A 2009 Food & Water Watch survey revealed that the private takeover of water systems results in steep job cuts, with the workforce shrinking by an average of one-third. Having fewer employees makes it more difficult to keep up with maintenance repairs that ensure quality service.
In spite of the apparent risks of privatization, a flood of policy papers from right-wing and libertarian think tanks like the Reason Foundation and Cato Institute continue to push “market solutions” to the world’s water crisis. The private water industry also seems to have found an ally in certain quarters of the Obama administration. In January, the EPA launched a new Water Finance Center as part of the administration’s Build America Investment Initiative, which seeks “to put private capital to work in revitalizing US infrastructure.” The center is intended to help communities “explore creative and innovative financing practices, including public-private partnerships.” The president’s fiscal year 2016 budget also eliminates loan guarantees for community water facilities and grants for states to conduct water-quality research.
To date, privately owned water utilities serve only 13 percent of Americans, but the push from DC, along with laws like WIPA, threaten to alter the balance. New Jersey joins several other states, including Pennsylvania and Illinois, where the sale of water utilities does not require a public referendum.
Still, WIPA supporters maintain that the law does not give private industry an unfair advantage but, rather, protects the public’s will by requiring municipalities to prove that their system is deficient before putting it up for sale. Activists, however, argue that the emergency conditions are so loosely defined that most municipalities will qualify. Citizens will have just 45 days from the announcement of a sale to mobilize and collect signatures from 15 percent of their municipality’s voting population to provoke a ballot measure.
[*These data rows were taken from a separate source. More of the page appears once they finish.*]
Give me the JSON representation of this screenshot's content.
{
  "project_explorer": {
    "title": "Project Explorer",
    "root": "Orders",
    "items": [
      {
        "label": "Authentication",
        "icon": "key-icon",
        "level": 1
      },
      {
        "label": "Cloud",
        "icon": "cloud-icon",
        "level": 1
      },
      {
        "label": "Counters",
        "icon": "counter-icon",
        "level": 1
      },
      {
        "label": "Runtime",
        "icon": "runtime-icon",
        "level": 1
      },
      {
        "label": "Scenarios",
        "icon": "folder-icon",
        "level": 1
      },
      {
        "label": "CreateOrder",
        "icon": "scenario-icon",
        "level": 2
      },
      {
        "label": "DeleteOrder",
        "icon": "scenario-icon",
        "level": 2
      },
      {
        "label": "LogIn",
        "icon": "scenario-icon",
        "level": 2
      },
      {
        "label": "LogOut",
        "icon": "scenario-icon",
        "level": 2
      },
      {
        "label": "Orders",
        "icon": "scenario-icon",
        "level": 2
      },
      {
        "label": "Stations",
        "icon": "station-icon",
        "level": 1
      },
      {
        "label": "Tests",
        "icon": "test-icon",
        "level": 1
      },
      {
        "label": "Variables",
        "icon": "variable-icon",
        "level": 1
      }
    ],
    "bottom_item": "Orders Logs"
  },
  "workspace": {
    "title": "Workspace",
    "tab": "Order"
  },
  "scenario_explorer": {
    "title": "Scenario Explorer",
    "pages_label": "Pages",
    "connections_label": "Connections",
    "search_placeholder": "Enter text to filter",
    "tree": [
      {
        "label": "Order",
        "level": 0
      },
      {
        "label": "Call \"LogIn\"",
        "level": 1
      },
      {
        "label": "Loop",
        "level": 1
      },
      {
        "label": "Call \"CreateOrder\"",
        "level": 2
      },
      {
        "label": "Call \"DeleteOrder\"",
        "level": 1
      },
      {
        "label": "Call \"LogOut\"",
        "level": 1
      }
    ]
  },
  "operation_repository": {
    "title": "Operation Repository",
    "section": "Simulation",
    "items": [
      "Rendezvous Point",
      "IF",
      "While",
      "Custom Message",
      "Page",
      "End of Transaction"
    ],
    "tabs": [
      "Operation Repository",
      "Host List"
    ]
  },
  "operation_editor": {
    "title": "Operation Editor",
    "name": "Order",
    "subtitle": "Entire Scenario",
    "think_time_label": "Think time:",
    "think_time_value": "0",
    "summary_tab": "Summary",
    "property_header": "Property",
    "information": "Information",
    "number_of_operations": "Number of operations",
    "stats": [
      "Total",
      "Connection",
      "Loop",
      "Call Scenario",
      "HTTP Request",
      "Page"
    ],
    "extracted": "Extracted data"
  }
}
“This bill is designed to take away public oversight and input into privatization,” says Jeff Tittel, director of the New Jersey Sierra Club, lamenting the short period of time given to organize sufficient opposition. “You’re talking about volunteers. We’re not private water companies with hired gun lobbyists with big consultants. We’re citizen groups with petitions.”
Tittel’s prediction may soon be put to the test. Unhindered by the threat of public opinion, several local governments have taken steps toward selling their water utilities. In the month following WIPA’s signing, officials in Bridgeton and Woodbury announced the formation of water study committees to consider privatization. And in June the mayor of West Milford, Bettina Bieri, announced that she and the commissioners of the Municipal Utilities Authority were moving toward selling the township’s public water utility to a private company. Calling it “a no-risk endeavor that may reap huge benefits,” Bieri said that the sale would not increase water rates, even as commissioners warned that it might.
“I truly believe that now is the time,” the mayor said.